Een andere werkzame stof die een vergelijkbare werking vertoont, is Imiquimod. Het nadeel van de therapie met cytostatische zalven zijn frequente allergische huidreacties van het omringende weefsel. Deze ontstekingsreacties, die worden veroorzaakt door toediening, maken veel patiënten onrustig, zodat de patiënt de therapie vaak vroegtijdig stopzet.

De kansen op genezing van cytostatische therapie met lokale zalven zijn sterk afhankelijk van het groeigedrag en de grootte van het basaalcelcarcinoom. Oppervlakkige basaliomen vertonen over het algemeen een relatief hoge respons op therapie. Imiquimod laat een kans op genezing zien van ongeveer 80% voor oppervlakkige basaalcelcarcinomen.

Het heeft een immunostabiliserend effect en bevordert zo de eigen immuunreactie van het lichaam tegen het tumorweefsel. In de praktijk is Imiquimod algemeen bekend onder de handelsnaam Aldara®. Naast basaalcelcarcinoomtherapie wordt het ook gebruikt voor de behandeling van wratten.

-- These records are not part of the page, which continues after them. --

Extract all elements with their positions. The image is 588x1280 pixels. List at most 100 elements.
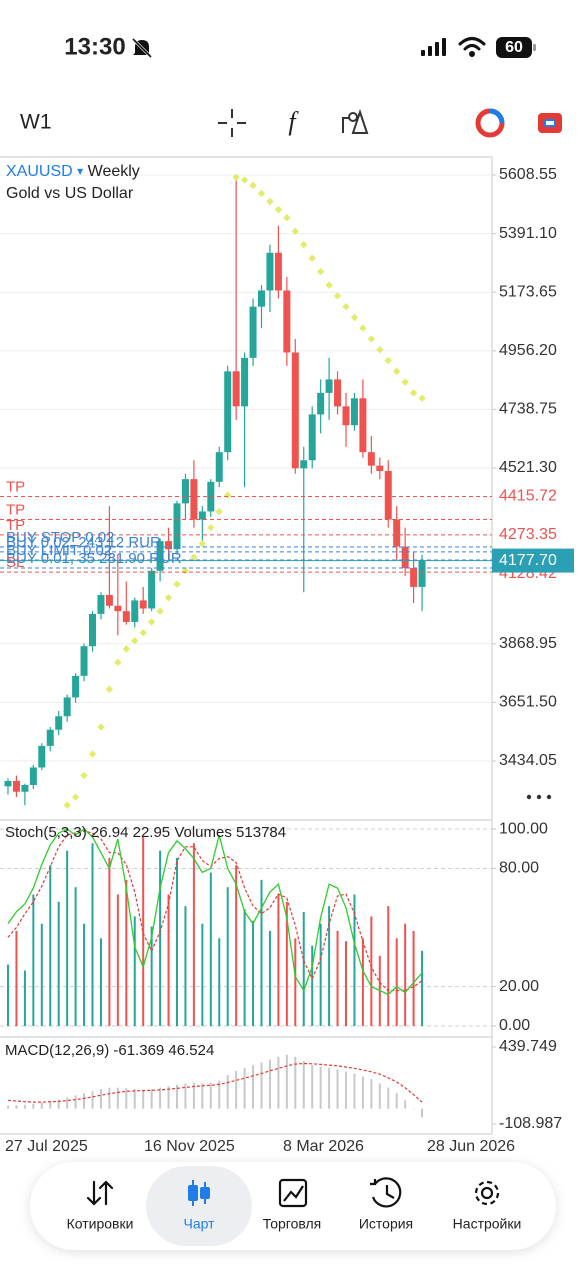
candle-body	[105, 595, 113, 606]
candle-body	[393, 519, 401, 547]
account-button[interactable]	[475, 108, 505, 138]
sar-dot	[359, 324, 367, 332]
order-label: BUY 0.02, 243.12 RUR	[6, 534, 161, 551]
macd-bar	[218, 1080, 221, 1109]
macd-bar	[353, 1073, 356, 1109]
nav-label[interactable]: История	[359, 1216, 413, 1232]
sar-dot	[71, 793, 80, 801]
candle-body	[72, 675, 80, 698]
volume-bar	[209, 872, 212, 1026]
volume-bar	[302, 912, 305, 1026]
candle-body	[29, 767, 37, 785]
macd-bar	[319, 1066, 322, 1109]
volume-bar	[150, 926, 153, 1026]
order-label: SL	[6, 554, 24, 571]
order-label: TP	[6, 478, 25, 495]
nav-label[interactable]: Котировки	[67, 1216, 134, 1232]
y-tick-label: -108.987	[499, 1115, 562, 1132]
sar-dot	[147, 618, 156, 626]
macd-bar	[421, 1108, 424, 1118]
sar-dot	[342, 302, 350, 311]
volume-bar	[268, 931, 271, 1026]
candle-body	[181, 479, 189, 504]
candle-body	[21, 784, 29, 792]
macd-bar	[336, 1069, 339, 1109]
macd-bar	[252, 1065, 255, 1109]
y-tick-label: 5608.55	[499, 166, 557, 183]
crosshair-button[interactable]	[218, 109, 246, 137]
more-button[interactable]	[526, 794, 552, 800]
candle-body	[384, 471, 392, 520]
volume-bar	[260, 879, 263, 1026]
macd-bar	[23, 1104, 26, 1109]
macd-bar	[32, 1103, 35, 1109]
stoch-signal-value: 22.95	[133, 824, 171, 841]
volume-bar	[328, 906, 331, 1026]
volume-bar	[91, 843, 94, 1026]
macd-bar	[260, 1062, 263, 1109]
sar-dot	[190, 553, 198, 561]
volume-bar	[345, 941, 347, 1026]
sar-dot	[63, 801, 71, 809]
candle-body	[173, 503, 181, 550]
candle-body	[342, 406, 350, 426]
candle-body	[80, 646, 88, 676]
sar-dot	[274, 205, 283, 214]
stoch-signal-line	[7, 830, 423, 992]
volume-bar	[66, 850, 69, 1026]
trade-icon[interactable]	[278, 1178, 308, 1208]
volume-bar	[353, 894, 356, 1026]
macd-bar	[125, 1088, 128, 1109]
volume-bar	[7, 964, 9, 1026]
nav-label-active[interactable]: Чарт	[183, 1216, 215, 1232]
sar-dot	[300, 240, 308, 249]
candle-body	[198, 511, 206, 520]
sar-dot	[173, 580, 181, 588]
macd-bar	[176, 1084, 178, 1109]
sar-dot	[164, 594, 173, 602]
sar-dot	[316, 267, 325, 276]
order-label: BUY STOP 0.02	[6, 529, 114, 546]
candle-body	[258, 290, 265, 307]
volume-bar	[201, 923, 204, 1026]
objects-button[interactable]	[342, 108, 369, 134]
quotes-icon[interactable]	[86, 1180, 114, 1206]
volume-bar	[277, 894, 280, 1026]
chart-icon[interactable]	[188, 1180, 210, 1206]
candle-body	[274, 252, 282, 291]
trade-button[interactable]	[538, 113, 562, 133]
sar-dot	[240, 176, 249, 184]
volume-bar	[336, 931, 339, 1026]
candle-body	[308, 414, 316, 461]
history-icon[interactable]	[370, 1177, 402, 1208]
volume-bar	[294, 938, 297, 1026]
candle-body	[139, 600, 147, 609]
timeframe[interactable]: W1	[20, 111, 52, 134]
order-label: BUY LIMIT 0.02	[6, 542, 112, 559]
macd-bar	[404, 1100, 407, 1109]
nav-label[interactable]: Торговля	[263, 1216, 321, 1232]
candle-body	[300, 460, 308, 469]
symbol-menu[interactable]: ▾	[77, 164, 83, 178]
macd-bar	[226, 1075, 229, 1109]
volume-bar	[285, 901, 288, 1026]
macd-bar	[345, 1071, 347, 1109]
macd-bar	[57, 1099, 60, 1109]
candle-body	[46, 729, 54, 746]
sar-dot	[401, 378, 409, 386]
candle-body	[97, 595, 105, 614]
symbol-header[interactable]: XAUUSD ▾ Weekly	[6, 163, 140, 180]
volume-bar	[159, 850, 162, 1026]
price-label: 4415.72	[499, 488, 557, 505]
macd-bar	[361, 1076, 364, 1109]
macd-bar	[74, 1095, 77, 1109]
nav-label[interactable]: Настройки	[453, 1216, 522, 1232]
indicators-button[interactable]: f	[288, 107, 299, 136]
volume-bar	[99, 938, 102, 1026]
settings-icon[interactable]	[474, 1180, 500, 1206]
sar-dot	[418, 394, 426, 402]
y-tick-label: 80.00	[499, 860, 539, 877]
macd-bar	[49, 1100, 52, 1109]
order-label: TP	[6, 517, 25, 534]
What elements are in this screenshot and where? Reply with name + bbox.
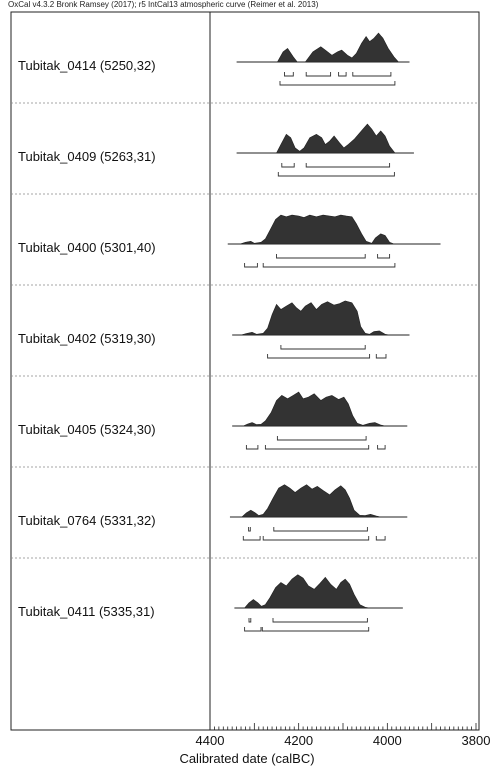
hpd-95-range [375,354,387,359]
hpd-95-range [375,536,386,541]
panels-group: Tubitak_0414 (5250,32) Tubitak_0409 (5263… [11,32,479,632]
hpd-68-range [305,72,332,77]
series-label: Tubitak_0400 (5301,40) [18,240,156,255]
panel-3: Tubitak_0400 (5301,40) [11,193,479,268]
plot-header: OxCal v4.3.2 Bronk Ramsey (2017); r5 Int… [8,0,319,9]
series-label: Tubitak_0409 (5263,31) [18,149,156,164]
probability-density [241,484,381,518]
hpd-95-range [377,445,386,450]
hpd-68-range [338,72,347,77]
series-label: Tubitak_0402 (5319,30) [18,331,156,346]
probability-density [240,214,395,245]
hpd-68-range [352,72,392,77]
hpd-95-range [264,445,370,450]
series-label: Tubitak_0764 (5331,32) [18,513,156,528]
hpd-68-range [276,254,366,259]
probability-density [276,32,400,63]
hpd-68-range [284,72,294,77]
hpd-95-range [244,263,258,268]
hpd-95-range [279,81,396,86]
hpd-68-range [280,345,366,350]
panel-6: Tubitak_0764 (5331,32) [11,466,479,541]
probability-density [243,391,386,427]
tick-label: 3800 [462,733,490,748]
hpd-95-range [267,354,371,359]
hpd-68-range [248,618,252,623]
panel-1: Tubitak_0414 (5250,32) [18,32,410,86]
hpd-68-range [281,163,295,168]
tick-label: 4200 [284,733,313,748]
probability-density [240,300,390,336]
series-label: Tubitak_0405 (5324,30) [18,422,156,437]
panel-5: Tubitak_0405 (5324,30) [11,375,479,450]
panel-2: Tubitak_0409 (5263,31) [11,102,479,177]
hpd-95-range [244,627,262,632]
x-axis: 4400 4200 4000 3800 [196,723,490,748]
hpd-95-range [245,445,259,450]
probability-density [243,574,370,609]
hpd-68-range [377,254,391,259]
hpd-95-range [262,536,370,541]
panel-7: Tubitak_0411 (5335,31) [11,557,479,632]
hpd-68-range [272,618,368,623]
hpd-68-range [248,527,251,532]
hpd-95-range [242,536,261,541]
hpd-68-range [276,436,367,441]
hpd-95-range [261,627,370,632]
series-label: Tubitak_0411 (5335,31) [18,604,155,619]
tick-label: 4000 [373,733,402,748]
tick-label: 4400 [196,733,225,748]
hpd-95-range [262,263,396,268]
panel-4: Tubitak_0402 (5319,30) [11,284,479,359]
plot-frame [10,11,480,731]
series-label: Tubitak_0414 (5250,32) [18,58,156,73]
hpd-68-range [305,163,391,168]
probability-density [276,123,396,154]
x-axis-label: Calibrated date (calBC) [179,751,314,766]
hpd-68-range [273,527,368,532]
hpd-95-range [277,172,395,177]
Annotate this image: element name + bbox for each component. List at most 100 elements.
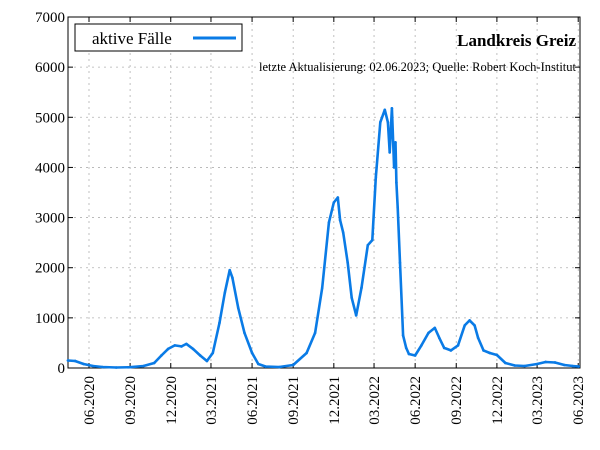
data-point	[374, 176, 378, 179]
data-point	[378, 121, 382, 124]
data-point	[420, 344, 423, 347]
data-point	[535, 362, 539, 366]
data-point	[185, 342, 188, 346]
y-tick-label: 5000	[35, 110, 65, 126]
data-point	[114, 366, 118, 369]
legend-label: aktive Fälle	[92, 29, 172, 48]
x-tick-label: 09.2020	[123, 376, 139, 425]
data-point	[577, 365, 580, 368]
data-point	[433, 326, 437, 330]
data-point	[523, 364, 526, 368]
data-point	[395, 181, 398, 184]
data-point	[332, 201, 336, 204]
data-point	[236, 306, 240, 310]
data-point	[166, 347, 170, 351]
data-point	[228, 268, 232, 272]
data-point	[152, 361, 156, 365]
x-tick-label: 03.2022	[367, 376, 383, 425]
x-tick-label: 03.2021	[204, 376, 220, 425]
data-point	[392, 166, 396, 169]
data-point	[82, 362, 85, 366]
x-tick-label: 09.2022	[449, 376, 465, 425]
legend: aktive Fälle	[74, 23, 243, 52]
data-point	[142, 364, 145, 368]
data-point	[404, 346, 408, 350]
x-tick-label: 06.2021	[245, 376, 261, 425]
data-point	[463, 324, 467, 327]
x-tick-label: 12.2020	[164, 376, 180, 425]
data-point	[101, 365, 104, 369]
data-point	[305, 351, 308, 355]
x-tick-label: 09.2021	[286, 376, 302, 425]
data-point	[407, 352, 411, 356]
data-point	[250, 351, 254, 355]
series-layer	[66, 106, 581, 369]
data-point	[370, 238, 374, 242]
data-point	[160, 354, 163, 357]
data-point	[544, 360, 547, 364]
y-tick-label: 2000	[35, 261, 65, 277]
data-point	[354, 314, 358, 317]
data-point	[449, 349, 453, 352]
y-tick-label: 7000	[35, 10, 65, 26]
x-tick-label: 03.2023	[530, 376, 546, 425]
data-point	[291, 363, 295, 367]
y-tick-label: 0	[58, 361, 66, 377]
y-tick-label: 1000	[35, 311, 65, 327]
data-point	[427, 331, 430, 335]
data-point	[401, 334, 405, 337]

Helaas kan geen van de behandelingsopties de patiënt veilig beschermen tegen het terugkeren van de tumor, een dergelijk recidief komt voor bij ongeveer 5 tot 10% van de patiënten. Daarom is het bijzonder belangrijk dat patiënten zich na de behandeling regelmatig bij hun dermatoloog aanmelden voor vervolgcontroles, zodat een recidief in een bepaald geval in een vroeg stadium kan worden opgespoord en verwijderd.